I recently reported on a fascinating study on copper in which engineer Parag Banerjee of Washington University in St Louis, USA, and colleagues took a sideways look at the metal using Raman spectroscopy. Copper, like zinc and iron, is an intriguing material in many ways. Whereas most metals simply find themselves coated with a thin metal oxide layer when they are heated, this trio sprout tiny little metal hairs, nanowires, if you will. Banerjee and his team had read the literature on sprouting copper and noticed that most investigators took an aerial view, hence their orthogonal study. They hoped that their novel approach would reveal details of the underlying mechanism and why these nanowires emerge from the bulk rather than a crusty oxide layer forming.
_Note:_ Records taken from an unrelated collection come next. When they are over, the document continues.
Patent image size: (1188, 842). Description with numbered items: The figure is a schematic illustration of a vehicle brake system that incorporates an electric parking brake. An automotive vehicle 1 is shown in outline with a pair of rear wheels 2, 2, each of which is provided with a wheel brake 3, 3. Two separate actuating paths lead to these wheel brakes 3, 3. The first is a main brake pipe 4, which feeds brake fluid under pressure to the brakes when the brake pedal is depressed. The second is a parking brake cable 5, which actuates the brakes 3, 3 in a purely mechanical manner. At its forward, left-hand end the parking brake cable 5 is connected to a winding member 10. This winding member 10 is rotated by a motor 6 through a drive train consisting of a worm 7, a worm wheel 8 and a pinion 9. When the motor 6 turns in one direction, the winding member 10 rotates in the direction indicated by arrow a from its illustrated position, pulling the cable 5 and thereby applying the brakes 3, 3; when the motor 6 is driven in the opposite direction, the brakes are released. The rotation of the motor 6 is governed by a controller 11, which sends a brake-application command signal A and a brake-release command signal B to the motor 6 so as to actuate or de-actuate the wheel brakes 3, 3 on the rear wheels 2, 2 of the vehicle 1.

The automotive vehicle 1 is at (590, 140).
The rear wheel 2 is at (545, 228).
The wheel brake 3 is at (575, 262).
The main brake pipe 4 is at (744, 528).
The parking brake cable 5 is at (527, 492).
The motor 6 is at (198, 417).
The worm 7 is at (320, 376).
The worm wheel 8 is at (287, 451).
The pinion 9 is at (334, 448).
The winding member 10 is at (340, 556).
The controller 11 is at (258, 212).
It turns out that ionic transport is involved. As the metal is heated, a relatively thick oxide film forms. However, this film is comprised of two different copper oxides [copper(II) oxide and copper(I) oxide], so revealed the Raman spectra. As these oxides crystallize on the surface of the heated bulk metal, they form with narrow, vertical columns of grain running through them. In between these columns copper ions can traverse the grain boundaries and emerge through the layer as the nanoscopic wires. Quite a neat trick one has to say, but how to visualize it in everyday terms?

As I was writing the article, I was reminded of my children, both in their late teens now, who both, when they were much smaller, enjoyed messing around with "Play-Doh". In case you are not familiar, this is a brightly colored modeling clay material with an evocative and disturbingly appetizing, aroma, familiar to all parents of a certain age. I remember that my children had various moulds, knives and spikes to shape and tease the modeling clay; all consigned to the loft space until any grandchildren come along. There was even a hand-cranked device for extruding spaghetti-like strands of Play-Doh hair for laying on a model head. I also vaguely recall seeing in a toy shop catalog a model head full of holes through which strands might be extruded directly. Now, this image was not dissimilar to the mechanism being described by Banerjee, but obviously on a completely different scale and with non-metallic ingredients.

However, as I was modeling a metaphor for the article it occurred to me that Play-Doh is perhaps not universally recognizable after all and that a slight variation on the image was needed for a wider audience, particularly one with a technical bent and a wide age range. So, having discarded the modeling clay, I crafted a metaphor in which the sprouting copper nanowires were strands of ground beef extruded from a mincing machine. Why I didn't just think of the spaghetti maker at the time I do not know. Needless, to say although the Play-Doh metaphor was childish, the virtual schematic of the ground beef was perhaps even more inappropriate for vegetarians and anyone who does not eat beef for whatever reason. The beefy metaphor did not make the final cut as published in my column on SpectroscopyNow, you will presumably be pleased to learn. Indeed, no metaphor was used. I simply described the observations and the description of copper nanowires emerging between grain boundaries. I reasoned that if you are bright enough to understand grain boundaries you probably do not need mixed metaphors with meat products and modeling clay.

Of course, as with much fundamental materials science, there are putative technological applications on the horizon that appear as a result of the clearer understanding of how these copper nanowires grow and how they might be exploited in solar-energy conversion, semiconductor sandwiches and water-splitting. I do not now intend to slice all my scientific metaphors, they have their place particularly in popular science communication, although I must confess that sandwich I just mentioned does not sound particularly appetizing.